Something More, the single Murphy's Law and Narcissus give a taste of this unabashedly over-the-top collection - "I live my life with no regret", she proudly sings on the former - while on Shellfish Mademoiselle (yes, really) she demands: "How dare you sentence me to a lifetime without dancing?"

There is no danger of that, and We Got Together provides perhaps the album's most nightclub-ready moment - even if coronavirus restrictions may leave fans gyrating around their own kitchens instead.

(Review by Tom White)


At the best of times, jazz is an acquired taste, and the newest album from Canadian jazz pianist Diana Krall is no exception.

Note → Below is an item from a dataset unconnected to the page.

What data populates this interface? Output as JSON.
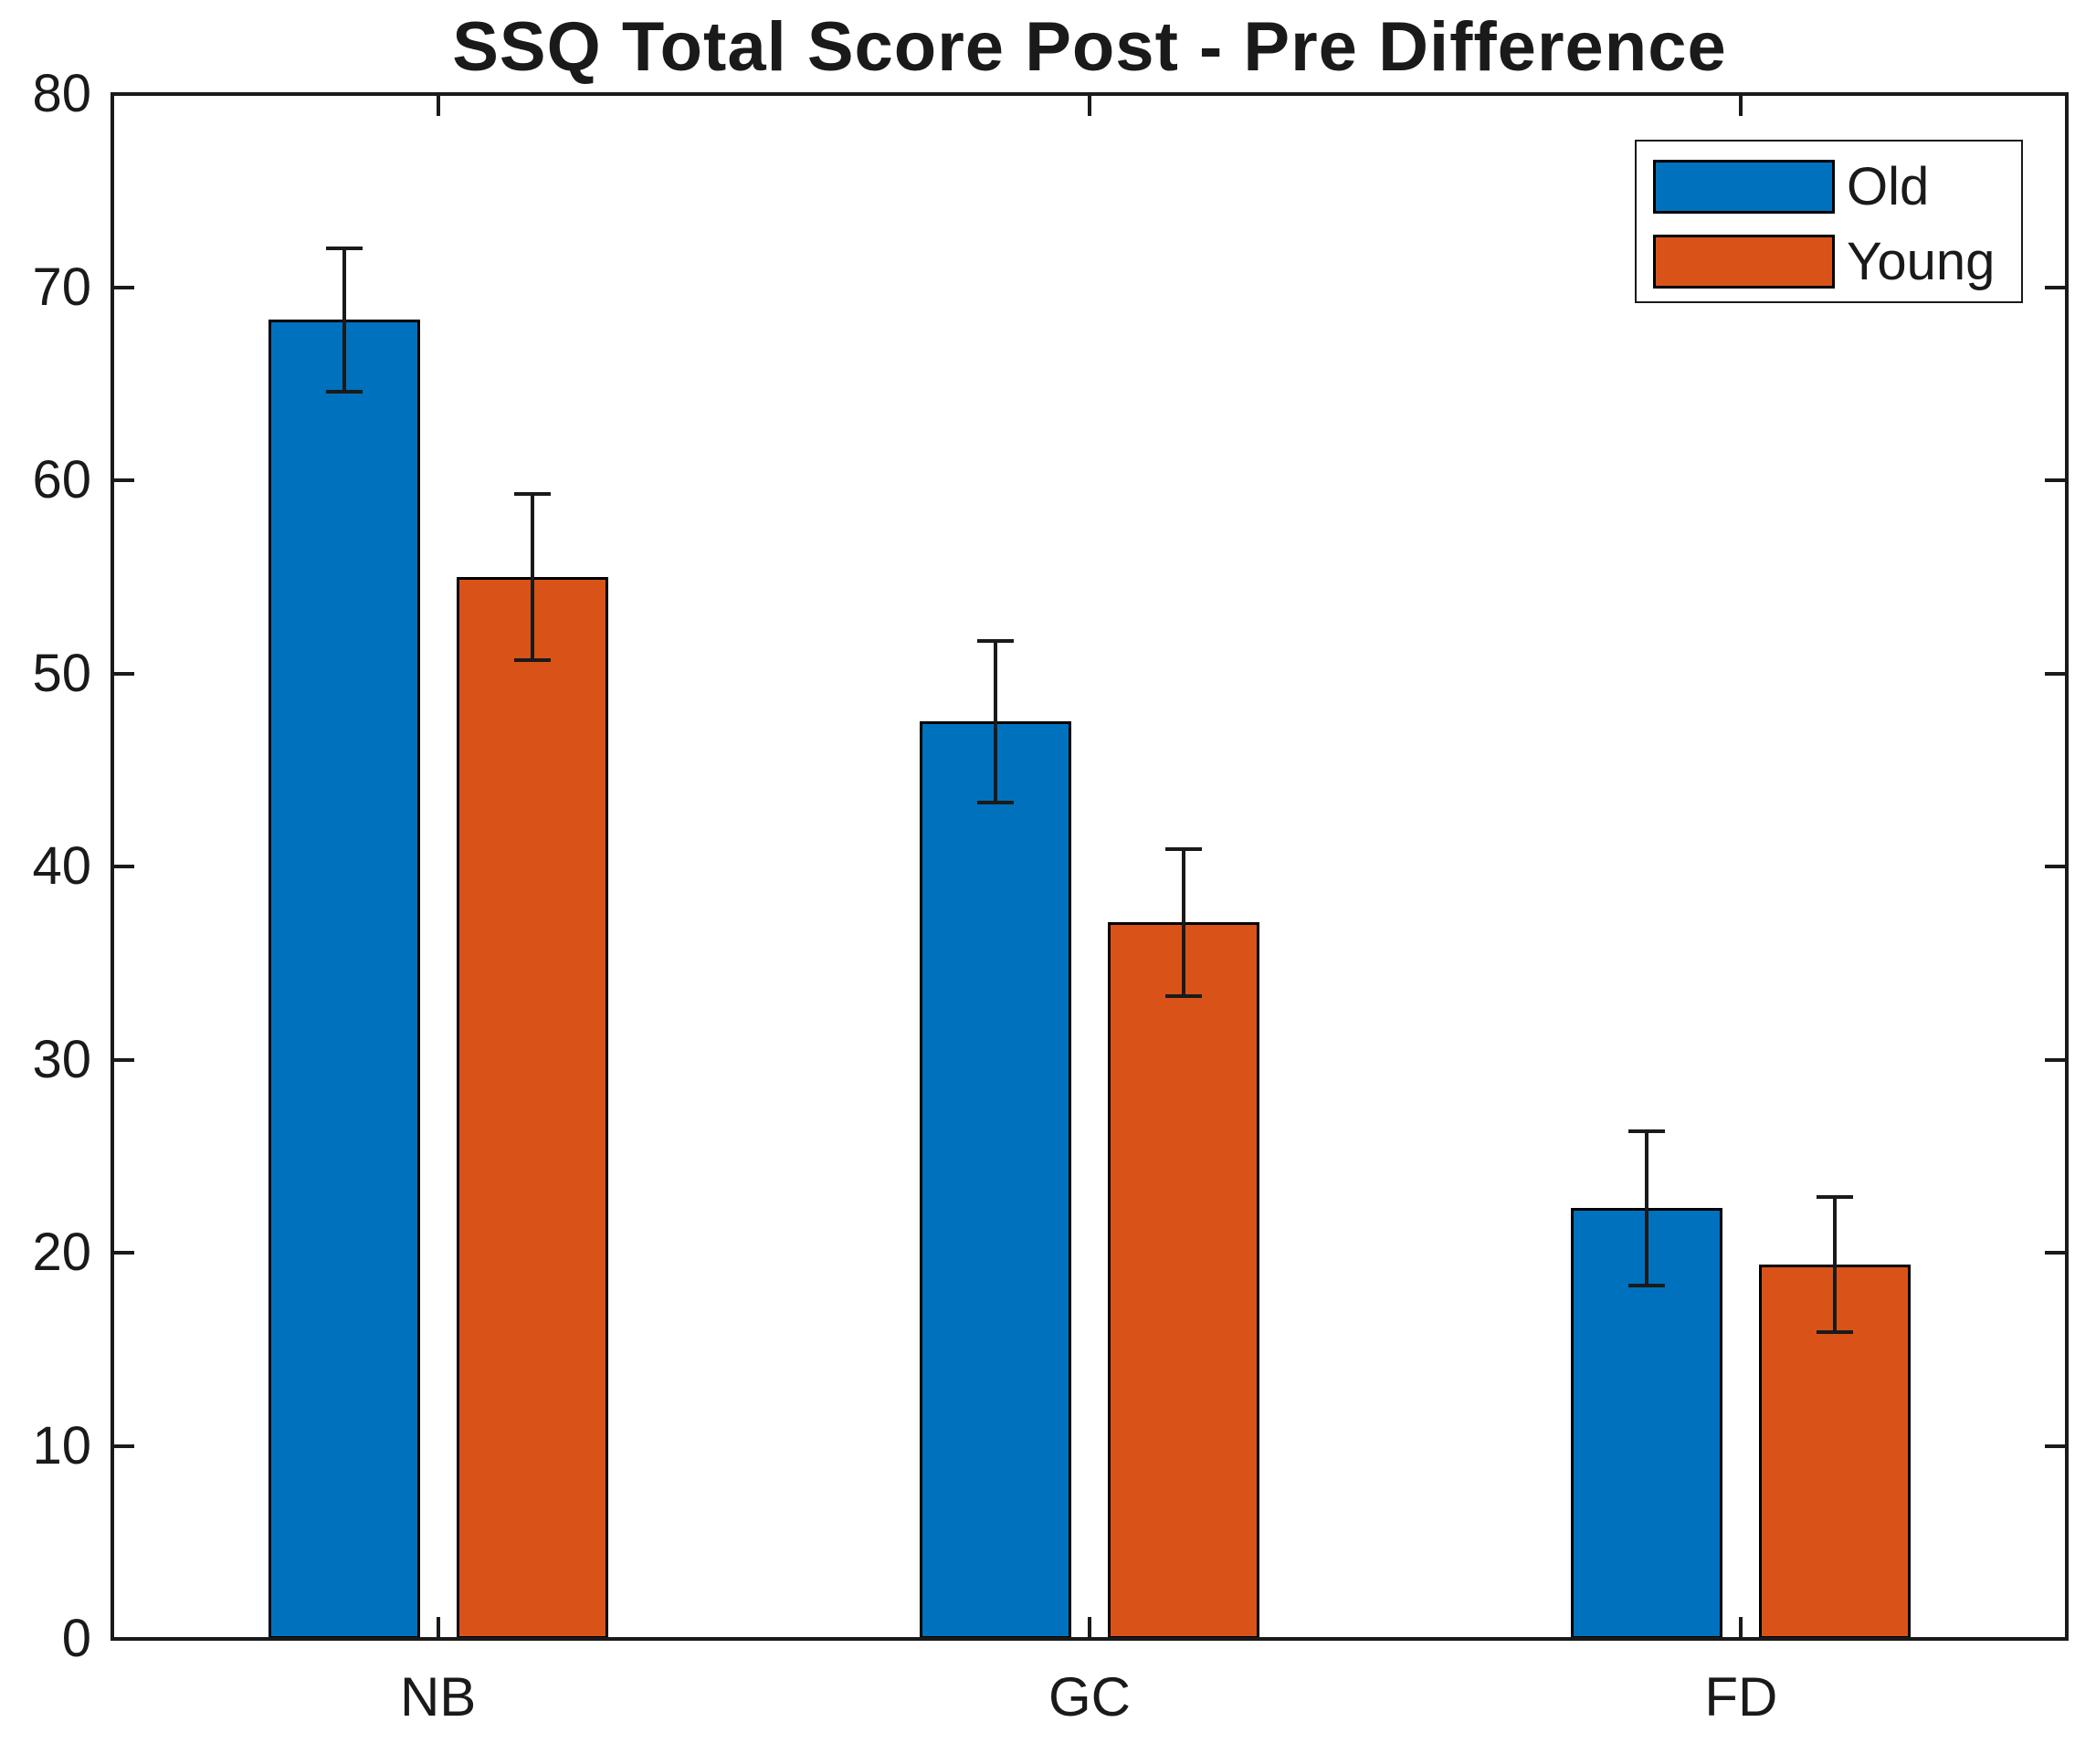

This Dream Of You features soft, intimate vocals alongside bouncier, refreshing tracks that allow Krall's talent to shine on this sophisticated record.

Almost Like Being In Love is a delightful, upbeat tune, and the album opens and finishes on high notes.

At its best, these songs are emotional and a testament to the jazz ensemble, with Krall's voice a fitting compliment.

However, while the album is a respectable 12 tracks, it feels much longer than needs and starts to drag.

More Than You Know in particular takes the slow, contemplative nature of the album into the glacial and dirge-like.

This Dream Of You is sweet and poetic but encapsulates the overarching flaw of the album - clocking in at seven minutes long, it manages to feel much longer.

This is perhaps a strength for the dedicated fan, forcing the listener to slow down and marinade in the sound.

But ultimately while the album will capture a listener's attention, only a committed audience will see it through.

(Review by Jess Glass)


The third album from the married duo from North Carolina starts with the 85-second What If, Amelia Meath singing "the falling of others would be like the first leaves of flowers", a folk song backed by minimal glitchy electronics.

Ring adds low-key beats and backing vocals while first single Ferris Wheel has bursts of flute and call and response as Meath references "when I'm slamming in my dancing shoes, asphalt's hot and my knees all bruised".

If this sounds something like Sandy Denny backed by The xx, it makes sense that Meath is part of Mountain Man, an Appalachian-tinged folk trio who often sing a cappella.

Meanwhile, Nick Sanborn is an electronic producer who was bassist in freak folkists Megafaun, formed with the remnants of DeYarmond Edison, Justin Vernon's band before Bon Iver.

Meath sings "shaking out the numb, let me feel something" backed by mournful synths in Numb while Rooftop Dancing is an ode to hot nights in the concrete city.

The album evokes neon lights as a long hot summer fades away, a mix of joy, melancholy and instant nostalgia for times only just past.

Free Love clocks in at less than 30 minutes, and is an album that can fade into the background at first, but reveals its charms through repeated listening.